The new season of the Reddit Madden League is officially upon us. After a relatively smooth 2018 NFL Draft, we've advanced through the preseason and into the beginning stages of the 2018 regular season. Of course, your faithful hero is 0-3 after a murder's row of an opening schedule, so I'm already starting to think of next year. But separate star wide receivers on the trading block have me contemplating whether to attempt a turnaround, or hold onto my assets (of which I've accumulated a few).
Here's the premise: both AJ Green (95 overall on the Bills) and Alshon Jeffery (90 overall on the Bears) have been made available for trade by their respective owners. While in real life, Green is the no-brainer better overall talent than Jeffery, Madden is a whole different beast. Limited by the restraints that this is in fact a video game and not real life, progression tends to accelerate as a player gets older. Meaning if all things were even, a user would likely lean towards the younger player because the price to maintain attributes gets heavier, while the game's regression system gets harsher. Ignoring the fact that I would be making a deal with a division rival were I to acquire Jeffery, both appeared to be solid acquisitions for a team such as mine looking to acquire a bigger wide receiver. At first glance, it appeared as if Jeffery would be the better option, given he is two years younger and presents a similar to skillset to Green. Both players' speed, acceleration and litany of catching attributes were right in line with one another, tilting the scales again to Jeffery's age. The fact that both owners were looking to acquire similar compensation – at least a first round pick – only helped the Bears' cause.
But as I did more digging, it became a little clearer.
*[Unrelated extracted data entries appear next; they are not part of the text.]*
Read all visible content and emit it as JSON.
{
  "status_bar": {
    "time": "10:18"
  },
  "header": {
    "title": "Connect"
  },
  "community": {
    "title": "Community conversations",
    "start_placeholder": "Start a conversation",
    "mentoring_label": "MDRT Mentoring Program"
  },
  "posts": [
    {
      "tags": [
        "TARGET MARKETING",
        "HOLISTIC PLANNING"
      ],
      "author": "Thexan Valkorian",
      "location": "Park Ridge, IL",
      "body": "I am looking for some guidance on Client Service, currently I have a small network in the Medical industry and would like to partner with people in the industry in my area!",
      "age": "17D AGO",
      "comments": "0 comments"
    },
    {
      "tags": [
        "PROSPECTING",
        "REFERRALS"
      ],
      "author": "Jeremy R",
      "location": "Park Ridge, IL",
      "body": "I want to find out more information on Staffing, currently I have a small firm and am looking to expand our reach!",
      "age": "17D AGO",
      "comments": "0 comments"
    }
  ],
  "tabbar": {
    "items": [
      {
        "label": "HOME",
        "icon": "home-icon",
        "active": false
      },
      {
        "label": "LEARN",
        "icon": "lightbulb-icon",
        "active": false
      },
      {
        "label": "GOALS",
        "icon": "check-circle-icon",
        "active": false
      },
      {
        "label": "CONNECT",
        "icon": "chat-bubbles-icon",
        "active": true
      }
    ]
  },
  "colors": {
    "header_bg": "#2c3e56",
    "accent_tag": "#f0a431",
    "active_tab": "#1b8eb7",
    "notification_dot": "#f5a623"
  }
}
Not only is Jeffery NOT the slam dunk option I thought he was, Green arguably makes for the better long term asset, or at the very least on equal footing.
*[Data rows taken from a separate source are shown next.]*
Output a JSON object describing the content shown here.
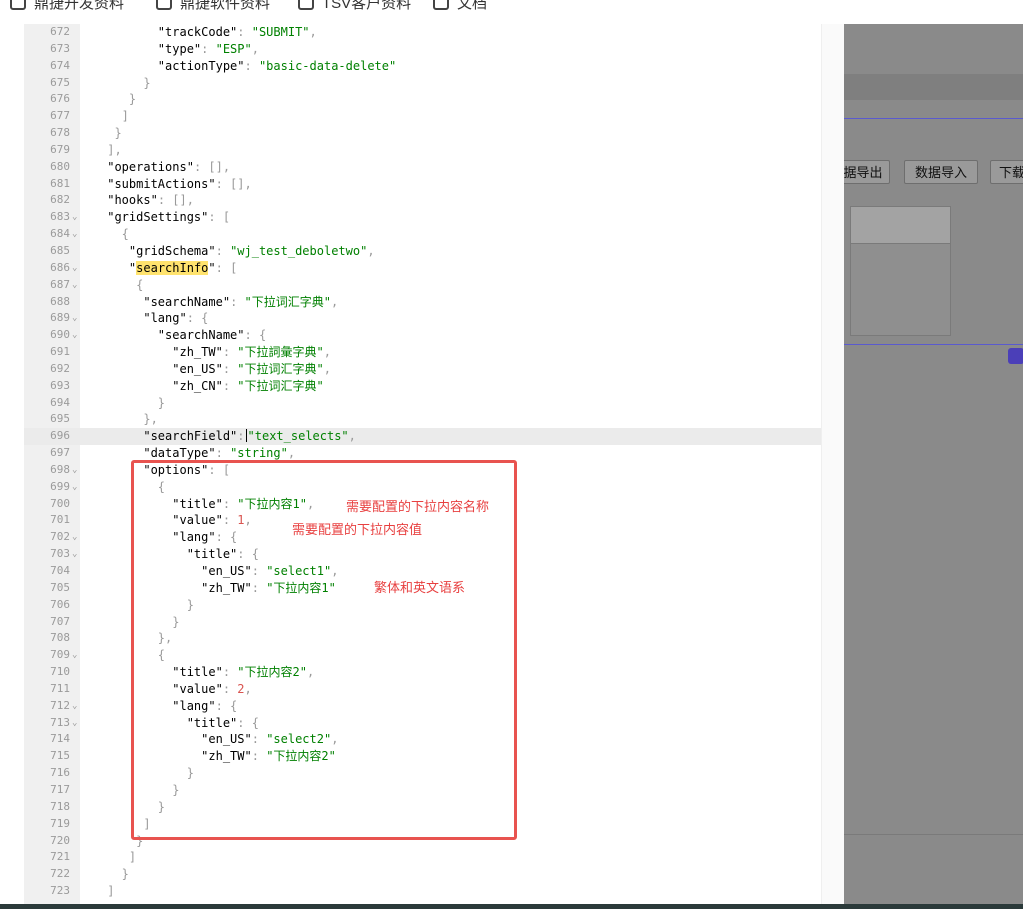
{
  "bookmarks": [
    {
      "label": "鼎捷开发资料"
    },
    {
      "label": "鼎捷软件资料"
    },
    {
      "label": "TSV客户资料"
    },
    {
      "label": "文档"
    }
  ],
  "editor": {
    "active_line": "696",
    "lines": [
      {
        "num": "672",
        "fold": false
      },
      {
        "num": "673",
        "fold": false
      },
      {
        "num": "674",
        "fold": false
      },
      {
        "num": "675",
        "fold": false
      },
      {
        "num": "676",
        "fold": false
      },
      {
        "num": "677",
        "fold": false
      },
      {
        "num": "678",
        "fold": false
      },
      {
        "num": "679",
        "fold": false
      },
      {
        "num": "680",
        "fold": false
      },
      {
        "num": "681",
        "fold": false
      },
      {
        "num": "682",
        "fold": false
      },
      {
        "num": "683",
        "fold": true
      },
      {
        "num": "684",
        "fold": true
      },
      {
        "num": "685",
        "fold": false
      },
      {
        "num": "686",
        "fold": true
      },
      {
        "num": "687",
        "fold": true
      },
      {
        "num": "688",
        "fold": false
      },
      {
        "num": "689",
        "fold": true
      },
      {
        "num": "690",
        "fold": true
      },
      {
        "num": "691",
        "fold": false
      },
      {
        "num": "692",
        "fold": false
      },
      {
        "num": "693",
        "fold": false
      },
      {
        "num": "694",
        "fold": false
      },
      {
        "num": "695",
        "fold": false
      },
      {
        "num": "696",
        "fold": false
      },
      {
        "num": "697",
        "fold": false
      },
      {
        "num": "698",
        "fold": true
      },
      {
        "num": "699",
        "fold": true
      },
      {
        "num": "700",
        "fold": false
      },
      {
        "num": "701",
        "fold": false
      },
      {
        "num": "702",
        "fold": true
      },
      {
        "num": "703",
        "fold": true
      },
      {
        "num": "704",
        "fold": false
      },
      {
        "num": "705",
        "fold": false
      },
      {
        "num": "706",
        "fold": false
      },
      {
        "num": "707",
        "fold": false
      },
      {
        "num": "708",
        "fold": false
      },
      {
        "num": "709",
        "fold": true
      },
      {
        "num": "710",
        "fold": false
      },
      {
        "num": "711",
        "fold": false
      },
      {
        "num": "712",
        "fold": true
      },
      {
        "num": "713",
        "fold": true
      },
      {
        "num": "714",
        "fold": false
      },
      {
        "num": "715",
        "fold": false
      },
      {
        "num": "716",
        "fold": false
      },
      {
        "num": "717",
        "fold": false
      },
      {
        "num": "718",
        "fold": false
      },
      {
        "num": "719",
        "fold": false
      },
      {
        "num": "720",
        "fold": false
      },
      {
        "num": "721",
        "fold": false
      },
      {
        "num": "722",
        "fold": false
      },
      {
        "num": "723",
        "fold": false
      }
    ],
    "code": {
      "trackCode_key": "\"trackCode\"",
      "trackCode_val": "\"SUBMIT\"",
      "type_key": "\"type\"",
      "type_val": "\"ESP\"",
      "actionType_key": "\"actionType\"",
      "actionType_val": "\"basic-data-delete\"",
      "operations_key": "\"operations\"",
      "submitActions_key": "\"submitActions\"",
      "hooks_key": "\"hooks\"",
      "gridSettings_key": "\"gridSettings\"",
      "gridSchema_key": "\"gridSchema\"",
      "gridSchema_val": "\"wj_test_deboletwo\"",
      "searchInfo_key": "searchInfo",
      "searchName_key": "\"searchName\"",
      "searchName_val": "\"下拉词汇字典\"",
      "lang_key": "\"lang\"",
      "zh_TW_key": "\"zh_TW\"",
      "zh_TW_val": "\"下拉詞彙字典\"",
      "en_US_key": "\"en_US\"",
      "en_US_val": "\"下拉词汇字典\"",
      "zh_CN_key": "\"zh_CN\"",
      "zh_CN_val": "\"下拉词汇字典\"",
      "searchField_key": "\"searchField\"",
      "searchField_val": "\"text_selects\"",
      "dataType_key": "\"dataType\"",
      "dataType_val": "\"string\"",
      "options_key": "\"options\"",
      "title_key": "\"title\"",
      "opt1_title": "\"下拉内容1\"",
      "value_key": "\"value\"",
      "opt1_value": "1",
      "opt1_en": "\"select1\"",
      "opt1_tw": "\"下拉内容1\"",
      "opt2_title": "\"下拉内容2\"",
      "opt2_value": "2",
      "opt2_en": "\"select2\"",
      "opt2_tw": "\"下拉内容2\""
    }
  },
  "annotations": {
    "note_title": "需要配置的下拉内容名称",
    "note_value": "需要配置的下拉内容值",
    "note_lang": "繁体和英文语系"
  },
  "right_panel": {
    "export_button": "据导出",
    "import_button": "数据导入",
    "download_button": "下载"
  },
  "colors": {
    "string": "#008000",
    "number": "#d9534f",
    "annotation": "#e84040",
    "highlight": "#ffe36e"
  }
}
If this were Madden 17 the answer to this conundrum would simply be "neither," as last year's regression system destroyed older players, sapping all athletic attributes such as speed, acceleration and jumping at terrifyingly fast levels. That was corrected somewhat this year, with developers making it so that players would not fall below the 90 speed threshold as they got older. While that makes things better, I had a feeling it wouldn't make it completely kosher. Spoiler alert: I was right. I simulated five seasons into the future, marking down each player's attributes each season to see how bad the two year age difference would really make the player. The good news: each player's speed remained the same. The bad news: everything else. Unfortunately for Jeffery, he regressed at a similar pattern as Green, with both players losing at least two points of acceleration each season. Despite being two years younger, Jeffery still eclipsed Madden's imaginary threshold that kickstarts the cesspool known as the regression system, at 28 years old.
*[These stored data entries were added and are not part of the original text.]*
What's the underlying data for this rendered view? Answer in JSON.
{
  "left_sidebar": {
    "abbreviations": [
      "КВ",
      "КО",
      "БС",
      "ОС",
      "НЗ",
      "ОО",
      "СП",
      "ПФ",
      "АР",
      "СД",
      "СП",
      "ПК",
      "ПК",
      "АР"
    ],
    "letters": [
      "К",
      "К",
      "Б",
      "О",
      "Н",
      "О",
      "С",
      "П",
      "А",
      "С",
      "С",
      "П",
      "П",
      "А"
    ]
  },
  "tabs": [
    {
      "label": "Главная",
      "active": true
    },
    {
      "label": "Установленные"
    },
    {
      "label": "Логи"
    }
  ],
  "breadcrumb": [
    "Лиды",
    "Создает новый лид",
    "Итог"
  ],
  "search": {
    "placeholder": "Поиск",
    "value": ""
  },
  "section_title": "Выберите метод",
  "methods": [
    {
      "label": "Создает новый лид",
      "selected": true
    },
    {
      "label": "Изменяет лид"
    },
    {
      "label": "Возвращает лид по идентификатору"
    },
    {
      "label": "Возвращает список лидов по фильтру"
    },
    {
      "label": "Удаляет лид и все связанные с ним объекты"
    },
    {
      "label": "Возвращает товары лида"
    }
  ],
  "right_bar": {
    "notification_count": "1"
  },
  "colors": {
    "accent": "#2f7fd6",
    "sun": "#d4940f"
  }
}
Not only that, but Green also maintained his relatively high spectacular catch and catch in traffic attributes as he got older, losing only one point per year while Jeffrey lost two. I couldn't quite figure out why this was, so I did another test simulation, this time changing it so that CPU teams could not add any built up experience points to potentially change attributes. And that's where the difference set in. Both Green and Jeffery again regressed at a similar rate, but instead of Green's catching statistics getting artificially boosted by the CPU, the star wide receiver tumbled further into Madden regression hell, finding little use as a slow, big-body receiver because he couldn't, well, catch.
Green's superstar development, which awards more experience points than a player with a normal development, was the biggest difference. Given catching statistics cost less to maintain, Green still had value as a taller receiver, one capable of making big catches in traffic, because he simply had more experience points to use than Jeffery. While both players will accelerate at a similar pace to Ezekiel Elliott's legal troubles by the time the RML 2020 season begins, Green will at the very least have some utility as a "jump ball only" wideout, whereas Jeffery will likely fall to a below-average option at his position.
The high price tag for both players certainly is a turnoff, especially after watching regression sink its dirty little claws into the stud receivers. Given our first draft yielded an average of a 77 overall wide receiver in the first round, two years of play and experience would roughly have all players discussed on an equal footing, if not trending towards the draftee-to-be depending on how they are developed. In other words, trading for either player at this junction in their career would be a "win-now" move. But it certainly was a compelling exercise, and an incredibly worthwhile one for any person contemplating a major move such as this one.